There are also some significant and concerning problems associated with long-term use of some common antacid medications in the proton pump inhibitor class (think Nexium or Prilosec). They range from deficiencies in important nutrients such as iron, magnesium and vitamin B-12, to bone fragility and osteoporosis, to susceptibility to infections in the GI tract, likely because they suppress the gut’s natural flora.

Using antacids may help for a few hours, but in the long run they generally make things worse. For this reason, we strongly recommend you avoid using such medications over-the-counter for more than occasional heartburn symptoms. Of course, if you are currently taking a prescription medication for heartburn, don’t stop without getting advice from your primary care provider first!

If not antacids, then what?

We always advocate seeking out the root causes of health issues so you can stop them at their source. One way is to identify whether certain foods are triggering GI symptoms by keeping a food/ symptom diary to see if symptoms happen when you eat specific foods. Or you can eliminate a specific food that you know causes trouble for a week or two, and see if your symptoms subside without using antacids. Supporting healthy GI flora with a probiotic and a balanced multivitamin can also help reduce GI symptoms, particularly if you’ve already been using antacids and find them becoming less and less effective.

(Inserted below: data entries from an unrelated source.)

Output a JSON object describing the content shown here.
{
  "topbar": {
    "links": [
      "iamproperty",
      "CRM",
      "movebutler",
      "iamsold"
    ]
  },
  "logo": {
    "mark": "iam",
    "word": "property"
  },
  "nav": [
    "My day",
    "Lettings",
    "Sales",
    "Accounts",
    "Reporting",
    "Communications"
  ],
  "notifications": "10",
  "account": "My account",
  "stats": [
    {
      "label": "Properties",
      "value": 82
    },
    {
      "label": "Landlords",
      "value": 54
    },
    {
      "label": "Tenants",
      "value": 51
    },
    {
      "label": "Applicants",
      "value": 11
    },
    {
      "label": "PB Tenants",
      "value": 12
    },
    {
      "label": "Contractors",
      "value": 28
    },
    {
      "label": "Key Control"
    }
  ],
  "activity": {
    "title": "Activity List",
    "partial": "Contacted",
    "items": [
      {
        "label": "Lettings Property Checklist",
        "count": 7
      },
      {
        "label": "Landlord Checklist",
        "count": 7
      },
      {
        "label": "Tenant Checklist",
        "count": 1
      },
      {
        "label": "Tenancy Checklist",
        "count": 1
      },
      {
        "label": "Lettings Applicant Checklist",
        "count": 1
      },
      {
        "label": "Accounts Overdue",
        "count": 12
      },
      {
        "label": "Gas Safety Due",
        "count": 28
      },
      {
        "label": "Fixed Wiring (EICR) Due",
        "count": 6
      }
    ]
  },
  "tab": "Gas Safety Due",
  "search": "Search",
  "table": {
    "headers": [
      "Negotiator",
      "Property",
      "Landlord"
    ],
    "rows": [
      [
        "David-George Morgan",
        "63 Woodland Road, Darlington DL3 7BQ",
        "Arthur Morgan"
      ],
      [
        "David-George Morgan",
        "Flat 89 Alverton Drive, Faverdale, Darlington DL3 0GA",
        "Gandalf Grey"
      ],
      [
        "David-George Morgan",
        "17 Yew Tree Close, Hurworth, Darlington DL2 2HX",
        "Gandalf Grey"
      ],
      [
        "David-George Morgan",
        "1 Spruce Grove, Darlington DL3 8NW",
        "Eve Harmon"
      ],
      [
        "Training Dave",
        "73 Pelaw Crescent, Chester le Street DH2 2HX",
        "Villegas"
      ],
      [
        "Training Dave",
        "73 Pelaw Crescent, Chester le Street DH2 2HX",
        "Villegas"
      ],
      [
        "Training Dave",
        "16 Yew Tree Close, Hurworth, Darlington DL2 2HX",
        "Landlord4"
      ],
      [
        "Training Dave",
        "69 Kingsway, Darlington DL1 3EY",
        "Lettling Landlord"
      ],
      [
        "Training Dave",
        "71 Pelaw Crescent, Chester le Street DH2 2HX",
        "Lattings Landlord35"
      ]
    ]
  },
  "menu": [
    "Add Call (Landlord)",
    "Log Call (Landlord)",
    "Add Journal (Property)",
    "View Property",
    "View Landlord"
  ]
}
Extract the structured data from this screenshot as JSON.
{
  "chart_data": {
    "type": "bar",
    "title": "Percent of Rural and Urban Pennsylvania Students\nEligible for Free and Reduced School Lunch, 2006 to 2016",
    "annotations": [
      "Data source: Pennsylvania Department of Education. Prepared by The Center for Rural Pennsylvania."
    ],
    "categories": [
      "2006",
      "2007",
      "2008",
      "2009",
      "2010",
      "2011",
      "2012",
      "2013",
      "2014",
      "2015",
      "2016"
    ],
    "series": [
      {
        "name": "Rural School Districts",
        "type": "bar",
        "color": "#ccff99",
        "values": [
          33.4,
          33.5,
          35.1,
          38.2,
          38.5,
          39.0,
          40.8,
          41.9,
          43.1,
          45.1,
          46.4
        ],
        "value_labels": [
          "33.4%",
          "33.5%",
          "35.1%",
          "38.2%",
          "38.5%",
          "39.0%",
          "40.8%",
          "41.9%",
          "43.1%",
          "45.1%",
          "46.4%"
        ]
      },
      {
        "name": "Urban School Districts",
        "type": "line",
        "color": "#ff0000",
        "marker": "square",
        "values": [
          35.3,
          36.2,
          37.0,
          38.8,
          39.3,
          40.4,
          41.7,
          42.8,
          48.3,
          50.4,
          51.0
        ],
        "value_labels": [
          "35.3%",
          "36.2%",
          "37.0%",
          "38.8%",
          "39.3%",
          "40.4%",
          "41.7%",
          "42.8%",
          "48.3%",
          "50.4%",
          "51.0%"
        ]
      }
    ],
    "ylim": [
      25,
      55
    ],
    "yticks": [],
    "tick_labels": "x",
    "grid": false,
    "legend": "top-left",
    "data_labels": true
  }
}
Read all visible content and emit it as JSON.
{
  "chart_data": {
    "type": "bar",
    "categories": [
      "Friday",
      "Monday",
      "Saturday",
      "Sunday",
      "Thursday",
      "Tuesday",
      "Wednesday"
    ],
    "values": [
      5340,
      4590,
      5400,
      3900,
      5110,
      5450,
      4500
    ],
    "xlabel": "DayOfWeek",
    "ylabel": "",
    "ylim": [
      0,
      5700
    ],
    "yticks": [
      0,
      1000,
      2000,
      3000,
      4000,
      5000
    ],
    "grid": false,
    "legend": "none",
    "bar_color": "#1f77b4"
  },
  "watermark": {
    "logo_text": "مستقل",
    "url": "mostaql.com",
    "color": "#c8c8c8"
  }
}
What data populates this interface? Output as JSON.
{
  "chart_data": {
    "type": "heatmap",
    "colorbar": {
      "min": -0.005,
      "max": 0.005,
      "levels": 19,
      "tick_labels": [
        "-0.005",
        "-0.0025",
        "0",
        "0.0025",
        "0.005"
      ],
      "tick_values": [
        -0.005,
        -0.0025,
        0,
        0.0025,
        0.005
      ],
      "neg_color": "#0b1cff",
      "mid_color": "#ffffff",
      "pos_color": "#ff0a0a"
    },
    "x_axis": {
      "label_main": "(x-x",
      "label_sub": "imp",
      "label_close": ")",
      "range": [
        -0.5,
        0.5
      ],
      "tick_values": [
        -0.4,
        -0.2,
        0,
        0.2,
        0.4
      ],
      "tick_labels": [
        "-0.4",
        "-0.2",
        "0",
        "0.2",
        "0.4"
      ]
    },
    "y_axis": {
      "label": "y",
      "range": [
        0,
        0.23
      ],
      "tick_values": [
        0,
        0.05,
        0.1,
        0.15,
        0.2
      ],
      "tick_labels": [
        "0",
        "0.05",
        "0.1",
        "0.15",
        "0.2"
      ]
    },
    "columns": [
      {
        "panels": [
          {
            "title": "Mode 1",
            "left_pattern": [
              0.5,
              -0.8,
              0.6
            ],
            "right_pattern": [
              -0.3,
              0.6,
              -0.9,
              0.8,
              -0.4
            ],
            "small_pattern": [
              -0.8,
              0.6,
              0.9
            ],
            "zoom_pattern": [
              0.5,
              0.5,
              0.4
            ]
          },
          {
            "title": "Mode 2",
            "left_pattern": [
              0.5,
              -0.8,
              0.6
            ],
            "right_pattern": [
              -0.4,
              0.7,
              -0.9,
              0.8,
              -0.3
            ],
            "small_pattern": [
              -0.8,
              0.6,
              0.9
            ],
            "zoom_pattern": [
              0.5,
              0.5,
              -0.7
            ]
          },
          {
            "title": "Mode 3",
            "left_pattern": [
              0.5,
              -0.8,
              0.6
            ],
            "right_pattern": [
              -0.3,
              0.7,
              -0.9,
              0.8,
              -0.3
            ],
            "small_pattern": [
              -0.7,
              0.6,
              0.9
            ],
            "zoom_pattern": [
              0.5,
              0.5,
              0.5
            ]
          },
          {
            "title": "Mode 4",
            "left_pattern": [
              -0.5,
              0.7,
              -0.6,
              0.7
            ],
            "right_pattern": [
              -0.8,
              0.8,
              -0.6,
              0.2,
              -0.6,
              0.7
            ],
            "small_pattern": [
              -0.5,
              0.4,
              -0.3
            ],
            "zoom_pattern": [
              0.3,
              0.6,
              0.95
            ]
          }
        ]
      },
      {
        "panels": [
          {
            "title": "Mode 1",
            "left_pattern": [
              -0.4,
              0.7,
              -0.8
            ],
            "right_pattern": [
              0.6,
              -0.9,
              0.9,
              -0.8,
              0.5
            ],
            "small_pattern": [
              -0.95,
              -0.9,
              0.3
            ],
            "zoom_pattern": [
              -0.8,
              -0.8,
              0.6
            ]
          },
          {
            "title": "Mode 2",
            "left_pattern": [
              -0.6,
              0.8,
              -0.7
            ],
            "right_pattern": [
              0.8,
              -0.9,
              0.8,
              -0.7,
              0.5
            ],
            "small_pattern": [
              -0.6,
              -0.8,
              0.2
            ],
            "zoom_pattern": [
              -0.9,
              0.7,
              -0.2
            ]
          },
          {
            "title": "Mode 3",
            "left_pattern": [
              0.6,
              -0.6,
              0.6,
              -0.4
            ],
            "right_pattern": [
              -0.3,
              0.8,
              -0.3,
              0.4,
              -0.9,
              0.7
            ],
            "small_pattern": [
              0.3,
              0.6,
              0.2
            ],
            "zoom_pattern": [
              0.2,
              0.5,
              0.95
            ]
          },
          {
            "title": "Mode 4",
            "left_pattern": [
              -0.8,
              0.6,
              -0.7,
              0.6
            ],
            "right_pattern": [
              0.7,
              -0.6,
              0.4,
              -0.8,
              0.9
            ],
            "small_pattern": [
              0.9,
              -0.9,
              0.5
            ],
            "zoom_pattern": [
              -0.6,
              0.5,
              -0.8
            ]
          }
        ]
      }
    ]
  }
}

If you experience symptoms primarily at night, when you’re lying down, it could be a sign that your esophagus has become over-stretched. Try using a wedge pillow that will support your upper body at an angle instead of lying flat, so that any acids that may slosh out of your stomach drain back down into it rather than staying in your esophagus. It can also be helpful to eat earlier — many of those with chronic acid reflux find that an early dinner (5 to 6 PM) results in fewer nighttime symptoms than a later one.

References

El-Omar EM, Oien K, El-Nujumi A, et al. Helicobacter pylori infection and chronic gastric acid hyposecretion. Gastroenterology. 1997;113 (1): 15–24. PMID 9207257. doi:10.1016/S0016-5085(97)70075-1.

Chandrasoma P, Wijetunge S, Ma Y, et al. The dilated distal esophagus: a new entity that is the pathologic basis of early gastroesophageal reflux disease. Am J Surg Pathol 2011;35(12):1873-1881.

Laine L, Nagar A. Long-term PPI use: Balancing potential harms and documented benefits. Am J Gastroenterol 26 April 2016; doi:10.1038/ajg.2016.156

Sheen E, Triada lopoulos G. Adverse effects of long-term proton pump inhibitor therapy. Dig Dis Sci 2011;56:931–950.

Andersen BN, Johansen PB, Abrahamsen B. Proton pump inhibitors and osteoporosis. Curr Opin Rheumatol 2016;28(4):420-425.